You have to be the jerk who gets peanuts banned for the whole flight, which usually results in a bunch of grown adults booing and pouting--which is honestly a little much, guys. Occasionally, you also get some grumpy passenger who throws peanuts everywhere in hopes it'll kill you, but that's a rarity.
School.
Younger kids always prey on the weak amongst their peers, and when a peanut can kill you, you're the weak. I was bullied extensively growing up. I'm talking finding my backpack full of peanuts, having peanuts thrown at me, having people pretend to wipe peanut butter on me, and, during my senior year of high school, having an entire classroom of kids scream "Darwinism! Survival of the fittest! Nature wants you dead!"
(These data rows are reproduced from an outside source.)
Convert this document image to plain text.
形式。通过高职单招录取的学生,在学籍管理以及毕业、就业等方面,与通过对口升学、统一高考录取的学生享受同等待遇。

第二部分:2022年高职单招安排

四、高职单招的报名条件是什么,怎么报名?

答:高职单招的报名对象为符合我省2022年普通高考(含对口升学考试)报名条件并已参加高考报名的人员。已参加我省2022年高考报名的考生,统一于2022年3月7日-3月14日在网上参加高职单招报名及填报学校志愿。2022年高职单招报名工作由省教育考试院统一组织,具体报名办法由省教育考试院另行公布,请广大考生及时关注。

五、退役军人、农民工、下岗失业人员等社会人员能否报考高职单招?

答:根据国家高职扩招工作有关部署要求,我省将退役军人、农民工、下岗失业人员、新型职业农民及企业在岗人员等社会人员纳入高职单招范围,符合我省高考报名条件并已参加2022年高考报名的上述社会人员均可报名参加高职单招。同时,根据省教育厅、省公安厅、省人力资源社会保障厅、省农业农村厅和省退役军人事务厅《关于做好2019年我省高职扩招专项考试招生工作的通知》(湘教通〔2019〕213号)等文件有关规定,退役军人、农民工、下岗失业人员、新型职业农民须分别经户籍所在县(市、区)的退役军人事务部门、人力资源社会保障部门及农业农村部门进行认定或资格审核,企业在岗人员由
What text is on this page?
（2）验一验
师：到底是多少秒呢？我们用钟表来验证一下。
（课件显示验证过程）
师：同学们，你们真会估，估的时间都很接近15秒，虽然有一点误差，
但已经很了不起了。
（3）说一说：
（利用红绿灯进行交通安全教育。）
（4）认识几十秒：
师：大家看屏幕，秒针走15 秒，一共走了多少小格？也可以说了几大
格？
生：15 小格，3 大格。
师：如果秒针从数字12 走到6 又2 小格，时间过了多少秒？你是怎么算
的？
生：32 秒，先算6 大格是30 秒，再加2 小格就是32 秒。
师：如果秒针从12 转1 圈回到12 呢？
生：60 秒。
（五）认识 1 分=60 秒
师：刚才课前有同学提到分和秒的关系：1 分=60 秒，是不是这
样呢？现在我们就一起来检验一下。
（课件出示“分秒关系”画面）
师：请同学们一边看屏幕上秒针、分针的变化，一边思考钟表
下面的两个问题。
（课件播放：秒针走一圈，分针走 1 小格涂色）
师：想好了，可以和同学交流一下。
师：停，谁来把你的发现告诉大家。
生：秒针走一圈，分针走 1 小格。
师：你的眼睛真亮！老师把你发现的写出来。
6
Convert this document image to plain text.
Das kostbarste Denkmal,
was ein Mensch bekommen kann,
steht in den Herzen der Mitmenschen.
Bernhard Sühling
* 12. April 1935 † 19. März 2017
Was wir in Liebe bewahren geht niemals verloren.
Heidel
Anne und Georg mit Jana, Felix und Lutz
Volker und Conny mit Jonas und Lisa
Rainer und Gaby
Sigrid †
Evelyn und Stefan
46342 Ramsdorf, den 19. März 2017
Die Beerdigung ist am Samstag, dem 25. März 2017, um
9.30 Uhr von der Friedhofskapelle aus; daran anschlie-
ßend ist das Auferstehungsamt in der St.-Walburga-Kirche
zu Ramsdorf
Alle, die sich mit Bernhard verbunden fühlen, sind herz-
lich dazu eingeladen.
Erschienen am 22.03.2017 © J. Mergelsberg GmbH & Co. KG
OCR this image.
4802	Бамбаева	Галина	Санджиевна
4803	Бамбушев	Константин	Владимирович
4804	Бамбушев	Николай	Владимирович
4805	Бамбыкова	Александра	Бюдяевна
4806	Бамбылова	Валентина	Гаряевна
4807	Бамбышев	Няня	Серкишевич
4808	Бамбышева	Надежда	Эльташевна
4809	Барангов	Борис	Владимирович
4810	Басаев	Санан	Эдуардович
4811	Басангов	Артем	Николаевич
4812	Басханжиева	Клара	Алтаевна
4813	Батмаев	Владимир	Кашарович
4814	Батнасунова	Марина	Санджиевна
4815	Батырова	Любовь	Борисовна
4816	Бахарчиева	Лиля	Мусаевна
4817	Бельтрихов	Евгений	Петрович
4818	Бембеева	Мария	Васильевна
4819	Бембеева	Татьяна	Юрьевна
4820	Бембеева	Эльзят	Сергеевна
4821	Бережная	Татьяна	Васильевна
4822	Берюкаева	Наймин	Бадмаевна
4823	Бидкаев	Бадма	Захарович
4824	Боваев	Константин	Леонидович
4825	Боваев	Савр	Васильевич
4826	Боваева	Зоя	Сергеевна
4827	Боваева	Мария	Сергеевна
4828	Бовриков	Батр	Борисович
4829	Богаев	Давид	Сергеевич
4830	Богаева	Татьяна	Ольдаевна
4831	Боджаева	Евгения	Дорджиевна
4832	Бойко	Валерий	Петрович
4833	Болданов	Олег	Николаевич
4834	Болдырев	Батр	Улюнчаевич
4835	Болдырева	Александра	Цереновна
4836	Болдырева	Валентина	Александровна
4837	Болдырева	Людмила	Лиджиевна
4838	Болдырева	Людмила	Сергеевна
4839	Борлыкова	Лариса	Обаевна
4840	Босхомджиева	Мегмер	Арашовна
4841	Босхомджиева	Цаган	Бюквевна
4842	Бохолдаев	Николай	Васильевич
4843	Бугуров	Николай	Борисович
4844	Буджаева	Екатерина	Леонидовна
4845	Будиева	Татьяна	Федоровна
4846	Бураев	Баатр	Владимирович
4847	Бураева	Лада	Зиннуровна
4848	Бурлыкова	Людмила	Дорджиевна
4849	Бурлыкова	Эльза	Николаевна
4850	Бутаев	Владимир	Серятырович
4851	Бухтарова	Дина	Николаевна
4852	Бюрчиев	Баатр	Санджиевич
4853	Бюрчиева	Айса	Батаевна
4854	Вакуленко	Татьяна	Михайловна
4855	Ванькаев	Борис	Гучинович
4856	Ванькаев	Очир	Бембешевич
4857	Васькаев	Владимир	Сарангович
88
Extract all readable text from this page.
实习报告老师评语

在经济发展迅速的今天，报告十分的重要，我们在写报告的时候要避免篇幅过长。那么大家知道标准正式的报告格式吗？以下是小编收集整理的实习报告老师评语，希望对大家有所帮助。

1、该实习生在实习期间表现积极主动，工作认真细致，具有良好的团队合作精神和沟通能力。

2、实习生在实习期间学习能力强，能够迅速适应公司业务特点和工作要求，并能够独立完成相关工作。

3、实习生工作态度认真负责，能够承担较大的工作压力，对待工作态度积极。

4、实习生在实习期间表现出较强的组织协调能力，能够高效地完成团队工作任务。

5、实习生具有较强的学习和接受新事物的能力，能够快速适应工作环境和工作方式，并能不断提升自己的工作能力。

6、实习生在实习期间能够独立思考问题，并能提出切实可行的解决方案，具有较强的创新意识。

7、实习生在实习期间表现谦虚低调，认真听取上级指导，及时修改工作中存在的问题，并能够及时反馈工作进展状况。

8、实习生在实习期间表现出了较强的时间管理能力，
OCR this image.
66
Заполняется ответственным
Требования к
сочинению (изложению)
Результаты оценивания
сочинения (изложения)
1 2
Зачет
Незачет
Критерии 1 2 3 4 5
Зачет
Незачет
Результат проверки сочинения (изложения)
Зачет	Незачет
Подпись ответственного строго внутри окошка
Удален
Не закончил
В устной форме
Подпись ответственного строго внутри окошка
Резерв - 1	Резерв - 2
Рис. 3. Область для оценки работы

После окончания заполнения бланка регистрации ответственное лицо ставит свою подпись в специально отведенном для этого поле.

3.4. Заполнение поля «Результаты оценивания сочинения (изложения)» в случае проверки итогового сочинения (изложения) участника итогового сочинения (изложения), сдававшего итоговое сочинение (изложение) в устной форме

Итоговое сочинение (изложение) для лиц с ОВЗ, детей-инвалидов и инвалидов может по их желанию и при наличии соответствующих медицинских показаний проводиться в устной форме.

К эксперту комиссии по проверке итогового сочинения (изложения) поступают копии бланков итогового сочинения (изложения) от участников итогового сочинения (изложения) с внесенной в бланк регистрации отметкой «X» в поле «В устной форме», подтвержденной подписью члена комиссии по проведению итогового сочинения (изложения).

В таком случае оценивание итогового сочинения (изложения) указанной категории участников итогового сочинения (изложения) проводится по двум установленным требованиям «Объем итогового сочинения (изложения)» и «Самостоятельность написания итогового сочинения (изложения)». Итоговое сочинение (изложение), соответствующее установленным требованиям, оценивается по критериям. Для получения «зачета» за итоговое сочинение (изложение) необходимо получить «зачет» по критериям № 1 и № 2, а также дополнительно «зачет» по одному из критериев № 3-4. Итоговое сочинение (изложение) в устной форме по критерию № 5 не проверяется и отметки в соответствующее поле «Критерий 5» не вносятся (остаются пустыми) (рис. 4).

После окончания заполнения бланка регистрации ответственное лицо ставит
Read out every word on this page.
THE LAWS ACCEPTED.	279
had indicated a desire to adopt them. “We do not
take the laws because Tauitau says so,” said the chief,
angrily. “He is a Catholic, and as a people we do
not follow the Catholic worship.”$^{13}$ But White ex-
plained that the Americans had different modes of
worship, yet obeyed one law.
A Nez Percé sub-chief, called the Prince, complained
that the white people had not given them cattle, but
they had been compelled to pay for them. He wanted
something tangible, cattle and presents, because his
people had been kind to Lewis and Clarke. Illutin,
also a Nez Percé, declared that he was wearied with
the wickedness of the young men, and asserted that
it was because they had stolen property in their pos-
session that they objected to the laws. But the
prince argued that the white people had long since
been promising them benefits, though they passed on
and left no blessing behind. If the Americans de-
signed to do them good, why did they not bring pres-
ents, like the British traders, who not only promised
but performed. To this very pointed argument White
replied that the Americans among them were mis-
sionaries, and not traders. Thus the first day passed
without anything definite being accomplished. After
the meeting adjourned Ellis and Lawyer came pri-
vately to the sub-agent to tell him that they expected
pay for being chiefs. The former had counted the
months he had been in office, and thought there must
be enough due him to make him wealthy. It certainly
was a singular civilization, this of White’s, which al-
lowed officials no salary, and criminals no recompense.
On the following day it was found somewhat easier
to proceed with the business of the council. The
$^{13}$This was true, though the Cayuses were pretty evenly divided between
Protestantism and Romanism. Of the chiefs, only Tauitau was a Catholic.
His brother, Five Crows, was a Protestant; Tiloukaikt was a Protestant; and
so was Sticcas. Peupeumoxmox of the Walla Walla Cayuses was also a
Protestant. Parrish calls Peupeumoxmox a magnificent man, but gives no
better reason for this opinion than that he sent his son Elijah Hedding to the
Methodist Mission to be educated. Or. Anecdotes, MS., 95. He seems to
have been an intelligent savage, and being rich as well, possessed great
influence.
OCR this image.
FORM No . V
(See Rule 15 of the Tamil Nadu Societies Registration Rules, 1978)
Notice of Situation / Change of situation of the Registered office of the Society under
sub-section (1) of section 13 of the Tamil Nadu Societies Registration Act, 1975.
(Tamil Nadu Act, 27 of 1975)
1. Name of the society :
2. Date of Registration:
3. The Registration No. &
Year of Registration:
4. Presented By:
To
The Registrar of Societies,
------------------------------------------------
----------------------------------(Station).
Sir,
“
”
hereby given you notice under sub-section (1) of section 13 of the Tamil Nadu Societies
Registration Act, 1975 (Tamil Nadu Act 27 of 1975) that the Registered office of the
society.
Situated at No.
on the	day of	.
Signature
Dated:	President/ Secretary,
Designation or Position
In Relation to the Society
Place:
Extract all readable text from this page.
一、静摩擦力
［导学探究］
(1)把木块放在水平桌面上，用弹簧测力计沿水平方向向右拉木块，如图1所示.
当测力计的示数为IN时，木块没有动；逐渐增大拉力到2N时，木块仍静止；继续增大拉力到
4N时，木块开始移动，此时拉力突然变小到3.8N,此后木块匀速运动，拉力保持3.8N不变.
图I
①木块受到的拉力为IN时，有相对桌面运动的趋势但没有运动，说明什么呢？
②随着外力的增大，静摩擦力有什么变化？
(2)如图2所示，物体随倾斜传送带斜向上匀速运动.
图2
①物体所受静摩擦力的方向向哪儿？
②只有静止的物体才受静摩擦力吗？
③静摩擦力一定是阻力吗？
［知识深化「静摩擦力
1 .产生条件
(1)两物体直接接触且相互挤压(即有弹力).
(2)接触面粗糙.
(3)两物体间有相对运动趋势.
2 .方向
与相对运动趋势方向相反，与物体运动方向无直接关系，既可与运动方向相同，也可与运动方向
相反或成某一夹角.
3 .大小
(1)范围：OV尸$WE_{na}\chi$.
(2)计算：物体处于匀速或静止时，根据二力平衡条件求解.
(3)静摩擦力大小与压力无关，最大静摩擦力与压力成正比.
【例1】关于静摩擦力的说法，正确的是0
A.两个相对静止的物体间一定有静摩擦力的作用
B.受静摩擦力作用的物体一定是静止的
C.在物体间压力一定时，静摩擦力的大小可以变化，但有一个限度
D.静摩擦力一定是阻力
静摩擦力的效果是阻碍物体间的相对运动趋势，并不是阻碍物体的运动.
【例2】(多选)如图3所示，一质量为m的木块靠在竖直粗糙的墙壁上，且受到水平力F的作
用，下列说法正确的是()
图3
Some teachers and parents of classmates also took part in being rude to me. This is another thing that shocks people when I bring it up so offhandedly, but I've honestly heard it all at this point. Luckily, most people were super nice about it and I'm really grateful to my friends and teachers who did stick up for me.
So, if you're wondering why I felt the need to write about this, no, it's not for pity. I hate pity. I detest it. This has been my life for eighteen years and I am more than used to it. I do, however, want people to understand the struggles associated with food allergies a little better.
Often, people will say, "Wow, it must be so hard not eating peanuts," when that's honestly the easiest part. Food allergies are so much more than not eating your allergen. So, in honor of Food Allergy Awareness Week (May 13-20), I just wanted to raise awareness for the condition I've had since I was two.